Einen Augenblick dachte sie nach. Sie wollte die Zeit nutzen, solange Matthias in Irland war. Darüber hinaus würde sie wahnsinnig werden, sollte sie sich nicht ablenken können.
Schnell lief sie in ihr Zimmer, um ihren Laptop zu holen. Dann musste sie eben über Umwege gehen und sich über ihr Gerät in das System hacken.
In dem Fall wünschte sie sich, mehr kriminelle Energie zu haben. Sie schaffte es zwar, eine einfache Firewall auszutricksen, aber eine echte Hackerin war sie bei Weitem nicht.
Während der Laptop startete, surfte sie mit dem PC im Internet, sah sich Seiten an, die Sehenswürdigkeiten in Irland beschrieben, oder suchte Kochrezepte.
Sie musste verhindern, dass Matthias misstrauisch wurde.
Zum Schluss rief sie YouTube auf und ließ eine Playlist laufen.
Jetzt wandte sie sich ihrem Gerät zu und machte sich auf die Suche nach irgendetwas, das ihr helfen konnte.
Vielleicht fand sie ja heraus, wo der Dreckskerl die Aufzeichnungen von Flanns Verwandlung hatte.
Darla vergaß völlig die Zeit, sodass sie erschrocken zusammenzuckte, als ihr Smartphone klingelte.
Auf dem Display sah sie, dass es ihr Onkel war. Kurz überlegte sie, ob sie ihn einfach wegdrücken sollte, doch dafür würde er sich rächen, also nahm sie das Gespräch an.
„Was willst du?“
Ohne eine Begrüßung fuhr sie ihn an. Sie wollte, dass er sie in Ruhe ließ, denn sie konnte ihm niemals verzeihen, dass er ihr Leben zerstört hatte.
„Du checkst sofort die Leitungen. Irgendwas blockiert hier. Es ist, als ob wir einen Störsender hätten“, blaffte Matthias sie an.

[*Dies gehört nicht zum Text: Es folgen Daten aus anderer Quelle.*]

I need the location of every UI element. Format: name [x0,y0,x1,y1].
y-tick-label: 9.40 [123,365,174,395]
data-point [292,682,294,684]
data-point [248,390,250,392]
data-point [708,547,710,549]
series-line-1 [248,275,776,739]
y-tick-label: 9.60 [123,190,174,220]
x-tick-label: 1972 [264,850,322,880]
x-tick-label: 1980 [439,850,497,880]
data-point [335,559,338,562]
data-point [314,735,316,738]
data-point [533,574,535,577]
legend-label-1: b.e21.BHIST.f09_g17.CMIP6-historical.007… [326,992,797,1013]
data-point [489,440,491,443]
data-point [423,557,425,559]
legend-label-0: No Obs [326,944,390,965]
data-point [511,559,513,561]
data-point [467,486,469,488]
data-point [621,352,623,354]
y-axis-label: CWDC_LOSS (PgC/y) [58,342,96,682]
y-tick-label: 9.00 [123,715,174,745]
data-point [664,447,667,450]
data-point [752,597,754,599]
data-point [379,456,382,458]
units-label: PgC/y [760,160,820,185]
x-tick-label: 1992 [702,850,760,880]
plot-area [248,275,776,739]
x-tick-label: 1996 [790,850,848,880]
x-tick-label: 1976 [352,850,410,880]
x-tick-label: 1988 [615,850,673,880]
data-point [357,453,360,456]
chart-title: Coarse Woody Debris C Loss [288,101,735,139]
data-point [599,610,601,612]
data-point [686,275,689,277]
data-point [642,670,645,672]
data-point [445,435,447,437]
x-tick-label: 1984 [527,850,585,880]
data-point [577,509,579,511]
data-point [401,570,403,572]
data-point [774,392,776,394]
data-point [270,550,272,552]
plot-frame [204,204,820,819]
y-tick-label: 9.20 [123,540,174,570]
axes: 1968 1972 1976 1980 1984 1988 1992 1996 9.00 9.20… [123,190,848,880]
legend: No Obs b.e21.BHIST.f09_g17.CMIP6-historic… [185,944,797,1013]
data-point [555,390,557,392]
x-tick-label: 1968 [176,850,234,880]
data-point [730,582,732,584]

Einen Augenblick herrschte Stille.
„Du hast Peter bei dir. Früher brauchtest du mich für solche Sachen auch nicht.“
Sie würde einen Scheiß tun! Vielleicht mussten sie auf den Kampf verzichten, weil die Übertragung streikte.
Bei dem Gedanken grinste sie breit, doch schnell schüttelte sie den Kopf, es gab ja immer noch die Zuschauer, die sich vor Ort aufhielten.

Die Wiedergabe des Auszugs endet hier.